The eggs—sold under brand names like Clover Organic, O Organics, Marketside, and more—were distributed to major retailers including Walmart, Safeway, and Food 4 Less. All cartons marked with plant codes P-6562 or CA5330 should be returned ASAP.

This isn’t just a food safety issue—it’s a supply chain credibility crisis. One bad batch can ripple through distribution networks, disrupt retail relationships, and land brands in the headlines for all the wrong reasons.

🔥 Hot Take:
If your QA process can’t catch a biohazard before it hits shelves, you’re not running a supply chain—you’re playing chicken with public health.

🧼 Time for the industry to clean up its act.

📰 Full story via Food & Wine


Dr. Pepper’s “Zero Sugar” Slip-Up Is a Full-Calorie Logistics Mess

You had one job, Dr. Pepper. Over 19,000 cases of Dr. Pepper Zero Sugar are being recalled after some cans were found to be… not so zero. Yep, mislabeled soda loaded with sugar is now circulating in Florida, Georgia, and South Carolina. The kicker? It’s a Class II FDA recall—temporary health risk if consumed, especially for folks watching their sugar intake.

Check for production code "XXXXRS05165" and best-by date Feb 16, 2026 if you’ve got any in the warehouse or on shelves.

Why This Matters:

This kind of recall throws supply chains into overdrive—returns, rerouting, customer service fires, and more.
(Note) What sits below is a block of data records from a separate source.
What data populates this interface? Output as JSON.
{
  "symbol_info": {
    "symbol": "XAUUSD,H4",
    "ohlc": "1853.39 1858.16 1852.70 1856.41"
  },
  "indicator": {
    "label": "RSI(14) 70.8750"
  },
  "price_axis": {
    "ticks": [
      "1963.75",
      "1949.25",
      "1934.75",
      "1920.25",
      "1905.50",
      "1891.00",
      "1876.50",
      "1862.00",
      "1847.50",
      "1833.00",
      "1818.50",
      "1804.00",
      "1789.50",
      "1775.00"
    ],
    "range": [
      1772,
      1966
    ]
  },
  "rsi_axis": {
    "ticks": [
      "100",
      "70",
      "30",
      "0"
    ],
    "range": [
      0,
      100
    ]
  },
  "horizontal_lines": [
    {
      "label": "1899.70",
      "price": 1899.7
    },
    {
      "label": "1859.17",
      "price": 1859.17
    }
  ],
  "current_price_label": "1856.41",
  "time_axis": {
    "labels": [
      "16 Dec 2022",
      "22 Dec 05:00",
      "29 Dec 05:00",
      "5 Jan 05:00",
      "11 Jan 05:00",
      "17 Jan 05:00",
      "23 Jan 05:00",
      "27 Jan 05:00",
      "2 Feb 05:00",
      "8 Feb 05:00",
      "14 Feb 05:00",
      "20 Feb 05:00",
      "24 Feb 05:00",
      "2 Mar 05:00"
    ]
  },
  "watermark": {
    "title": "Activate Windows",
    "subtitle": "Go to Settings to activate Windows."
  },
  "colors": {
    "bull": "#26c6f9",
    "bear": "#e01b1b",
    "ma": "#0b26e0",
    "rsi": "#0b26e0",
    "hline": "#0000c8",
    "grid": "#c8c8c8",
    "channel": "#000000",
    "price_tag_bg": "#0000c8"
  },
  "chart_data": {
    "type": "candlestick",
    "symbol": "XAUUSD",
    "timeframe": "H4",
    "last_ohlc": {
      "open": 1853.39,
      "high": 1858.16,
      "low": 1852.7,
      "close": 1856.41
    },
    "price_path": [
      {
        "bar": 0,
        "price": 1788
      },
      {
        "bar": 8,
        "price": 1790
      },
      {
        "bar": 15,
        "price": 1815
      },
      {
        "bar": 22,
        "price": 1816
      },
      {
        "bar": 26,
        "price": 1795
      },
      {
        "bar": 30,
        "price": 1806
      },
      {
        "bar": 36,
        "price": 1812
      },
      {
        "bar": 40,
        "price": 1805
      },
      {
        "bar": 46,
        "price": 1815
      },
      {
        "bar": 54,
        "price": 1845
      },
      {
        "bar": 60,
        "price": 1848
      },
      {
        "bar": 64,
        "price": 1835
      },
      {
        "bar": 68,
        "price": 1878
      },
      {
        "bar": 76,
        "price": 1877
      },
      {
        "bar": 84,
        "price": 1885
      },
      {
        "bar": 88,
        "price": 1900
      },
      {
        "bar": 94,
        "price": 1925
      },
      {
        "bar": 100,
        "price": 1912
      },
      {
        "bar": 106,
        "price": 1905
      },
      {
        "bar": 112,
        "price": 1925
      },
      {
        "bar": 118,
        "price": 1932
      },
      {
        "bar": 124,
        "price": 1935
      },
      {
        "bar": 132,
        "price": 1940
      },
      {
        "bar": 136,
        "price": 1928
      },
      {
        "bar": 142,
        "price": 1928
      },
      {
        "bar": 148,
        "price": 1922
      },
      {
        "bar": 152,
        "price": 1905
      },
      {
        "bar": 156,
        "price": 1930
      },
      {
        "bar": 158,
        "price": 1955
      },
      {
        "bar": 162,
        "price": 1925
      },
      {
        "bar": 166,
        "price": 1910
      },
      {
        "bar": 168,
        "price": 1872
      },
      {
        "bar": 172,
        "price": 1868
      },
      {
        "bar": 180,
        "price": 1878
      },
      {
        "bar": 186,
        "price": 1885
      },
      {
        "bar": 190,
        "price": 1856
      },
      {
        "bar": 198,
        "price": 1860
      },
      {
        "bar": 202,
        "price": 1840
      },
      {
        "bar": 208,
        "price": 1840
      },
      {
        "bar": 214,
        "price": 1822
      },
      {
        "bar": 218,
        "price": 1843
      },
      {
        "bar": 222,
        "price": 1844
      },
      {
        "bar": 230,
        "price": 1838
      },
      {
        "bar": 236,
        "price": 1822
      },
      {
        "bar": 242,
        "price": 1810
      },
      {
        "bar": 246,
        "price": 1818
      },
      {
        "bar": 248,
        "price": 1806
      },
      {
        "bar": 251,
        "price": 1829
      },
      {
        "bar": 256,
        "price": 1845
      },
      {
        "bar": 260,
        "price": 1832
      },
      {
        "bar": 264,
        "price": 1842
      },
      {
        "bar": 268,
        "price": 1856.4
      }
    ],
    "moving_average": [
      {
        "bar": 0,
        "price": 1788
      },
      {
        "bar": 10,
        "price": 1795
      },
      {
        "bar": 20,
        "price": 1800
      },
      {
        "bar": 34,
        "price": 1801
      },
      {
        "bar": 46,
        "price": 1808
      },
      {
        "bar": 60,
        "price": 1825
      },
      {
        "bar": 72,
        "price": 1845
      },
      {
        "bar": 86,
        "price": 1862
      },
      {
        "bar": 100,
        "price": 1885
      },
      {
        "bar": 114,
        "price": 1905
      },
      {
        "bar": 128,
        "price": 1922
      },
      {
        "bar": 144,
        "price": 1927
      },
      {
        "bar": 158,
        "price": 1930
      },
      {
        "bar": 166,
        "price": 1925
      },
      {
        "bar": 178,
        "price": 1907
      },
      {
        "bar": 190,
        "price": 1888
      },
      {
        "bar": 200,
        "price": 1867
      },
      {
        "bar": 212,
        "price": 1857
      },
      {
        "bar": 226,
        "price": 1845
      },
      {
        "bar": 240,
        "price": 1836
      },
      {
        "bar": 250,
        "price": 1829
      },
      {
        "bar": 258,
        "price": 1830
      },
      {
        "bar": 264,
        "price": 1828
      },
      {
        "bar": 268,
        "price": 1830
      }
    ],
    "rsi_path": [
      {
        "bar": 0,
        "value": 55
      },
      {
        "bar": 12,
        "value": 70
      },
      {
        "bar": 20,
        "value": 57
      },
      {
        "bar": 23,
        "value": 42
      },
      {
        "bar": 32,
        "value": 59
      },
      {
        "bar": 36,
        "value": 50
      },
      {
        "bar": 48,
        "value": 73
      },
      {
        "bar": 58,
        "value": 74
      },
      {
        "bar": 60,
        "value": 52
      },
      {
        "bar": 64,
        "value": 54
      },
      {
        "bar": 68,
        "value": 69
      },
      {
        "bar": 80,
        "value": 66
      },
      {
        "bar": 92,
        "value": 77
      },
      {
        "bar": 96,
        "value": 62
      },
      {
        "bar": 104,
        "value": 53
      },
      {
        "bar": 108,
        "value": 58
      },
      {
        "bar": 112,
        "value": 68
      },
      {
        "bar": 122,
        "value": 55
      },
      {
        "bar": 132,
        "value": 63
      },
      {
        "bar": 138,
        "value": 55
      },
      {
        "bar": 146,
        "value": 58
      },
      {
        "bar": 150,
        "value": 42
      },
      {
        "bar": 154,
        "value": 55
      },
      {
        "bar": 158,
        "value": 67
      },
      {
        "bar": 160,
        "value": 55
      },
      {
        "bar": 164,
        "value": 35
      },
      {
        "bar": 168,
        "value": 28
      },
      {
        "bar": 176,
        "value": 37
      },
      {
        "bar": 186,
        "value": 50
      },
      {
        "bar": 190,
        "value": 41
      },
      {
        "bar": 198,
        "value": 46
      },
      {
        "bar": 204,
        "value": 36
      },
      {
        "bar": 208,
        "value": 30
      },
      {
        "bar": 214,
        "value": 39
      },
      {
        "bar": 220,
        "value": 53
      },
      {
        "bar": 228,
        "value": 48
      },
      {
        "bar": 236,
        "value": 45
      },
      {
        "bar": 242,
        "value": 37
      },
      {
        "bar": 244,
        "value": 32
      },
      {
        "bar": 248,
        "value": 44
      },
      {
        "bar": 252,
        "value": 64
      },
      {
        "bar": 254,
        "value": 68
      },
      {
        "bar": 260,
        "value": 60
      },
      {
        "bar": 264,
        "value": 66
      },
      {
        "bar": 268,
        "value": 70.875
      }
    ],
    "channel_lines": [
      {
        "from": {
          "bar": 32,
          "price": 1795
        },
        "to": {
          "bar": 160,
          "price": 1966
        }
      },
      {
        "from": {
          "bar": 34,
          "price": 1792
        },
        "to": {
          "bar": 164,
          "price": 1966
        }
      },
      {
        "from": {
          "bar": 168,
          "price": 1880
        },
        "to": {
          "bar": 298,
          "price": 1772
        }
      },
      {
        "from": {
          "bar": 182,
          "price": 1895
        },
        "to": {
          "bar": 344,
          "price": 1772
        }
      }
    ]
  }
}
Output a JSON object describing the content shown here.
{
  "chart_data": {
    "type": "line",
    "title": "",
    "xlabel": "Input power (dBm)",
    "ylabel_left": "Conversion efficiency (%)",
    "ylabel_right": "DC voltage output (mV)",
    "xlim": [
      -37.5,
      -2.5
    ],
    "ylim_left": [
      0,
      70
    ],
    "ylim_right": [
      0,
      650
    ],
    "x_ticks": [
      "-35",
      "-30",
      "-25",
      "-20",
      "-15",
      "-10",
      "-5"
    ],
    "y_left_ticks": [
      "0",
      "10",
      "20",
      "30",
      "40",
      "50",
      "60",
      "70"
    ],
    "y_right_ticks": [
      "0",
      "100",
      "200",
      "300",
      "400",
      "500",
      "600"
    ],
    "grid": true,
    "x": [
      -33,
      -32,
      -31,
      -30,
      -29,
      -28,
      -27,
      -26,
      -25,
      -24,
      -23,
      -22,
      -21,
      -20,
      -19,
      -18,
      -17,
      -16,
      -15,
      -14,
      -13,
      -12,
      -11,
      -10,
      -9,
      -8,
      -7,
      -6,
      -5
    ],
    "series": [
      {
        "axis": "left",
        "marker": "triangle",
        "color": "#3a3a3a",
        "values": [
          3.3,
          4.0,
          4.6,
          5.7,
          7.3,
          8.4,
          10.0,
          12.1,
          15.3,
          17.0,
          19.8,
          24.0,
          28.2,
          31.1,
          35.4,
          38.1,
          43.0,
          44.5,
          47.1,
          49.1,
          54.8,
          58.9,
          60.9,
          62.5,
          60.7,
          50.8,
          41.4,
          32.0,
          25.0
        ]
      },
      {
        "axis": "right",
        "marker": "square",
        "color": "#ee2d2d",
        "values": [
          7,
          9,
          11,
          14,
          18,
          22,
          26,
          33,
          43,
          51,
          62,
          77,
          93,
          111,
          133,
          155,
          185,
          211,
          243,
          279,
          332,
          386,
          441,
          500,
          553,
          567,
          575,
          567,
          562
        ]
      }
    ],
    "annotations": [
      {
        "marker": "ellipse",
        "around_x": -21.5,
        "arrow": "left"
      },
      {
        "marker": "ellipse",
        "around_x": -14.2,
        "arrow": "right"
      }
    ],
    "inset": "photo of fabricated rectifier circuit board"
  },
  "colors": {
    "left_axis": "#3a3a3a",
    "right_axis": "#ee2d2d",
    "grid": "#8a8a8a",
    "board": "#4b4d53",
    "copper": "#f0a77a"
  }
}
If your team touches food & beverage freight, this is your reminder: label accuracy isn't just a compliance issue—it’s a chain reaction waiting to explode.

🔥 Hot Take:

Zero Sugar” was zero chill. If your QA isn’t airtight and your logistics team can’t flex in real time, one mix-up can spike your costs harder than the sugar in those cans.

📰 Full story via the Eating Well


Rail Freight Finds Its Footing—But Intermodal Slips

May’s rail freight report is out—and it’s giving mixed signals. On one hand, total carloads jumped 5.9% YoY, with strong showings in coal, chemicals, and grain. That’s solid footing for the industrial side of the economy. But flip the coin, and intermodal traffic (yep, your containers and trailers) barely budged—up just 0.6%. That’s the weakest growth we’ve seen in nearly two years.

What’s dragging it down? Soft consumer demand, slow import volumes, port congestion, and a global trade funk that’s showing no signs of bouncing back just yet. Zoom out, and the macro view isn’t much brighter—spending’s stalled, inventories are bloated, and manufacturing is still limping.

Why This Matters:

If your supply chain depends on international freight, now’s a good time to build in some domestic wiggle room. The global engine’s sputtering, and relying on intermodal might leave your strategy stuck in idle.

🔥 Hot Take:

Rail freight’s on a split track—carloads are pulling weight, but intermodal? Still waiting at the signal. Betting on a global rebound right now? Risky. Build flexible routes before your logistics plan becomes a cautionary derailment.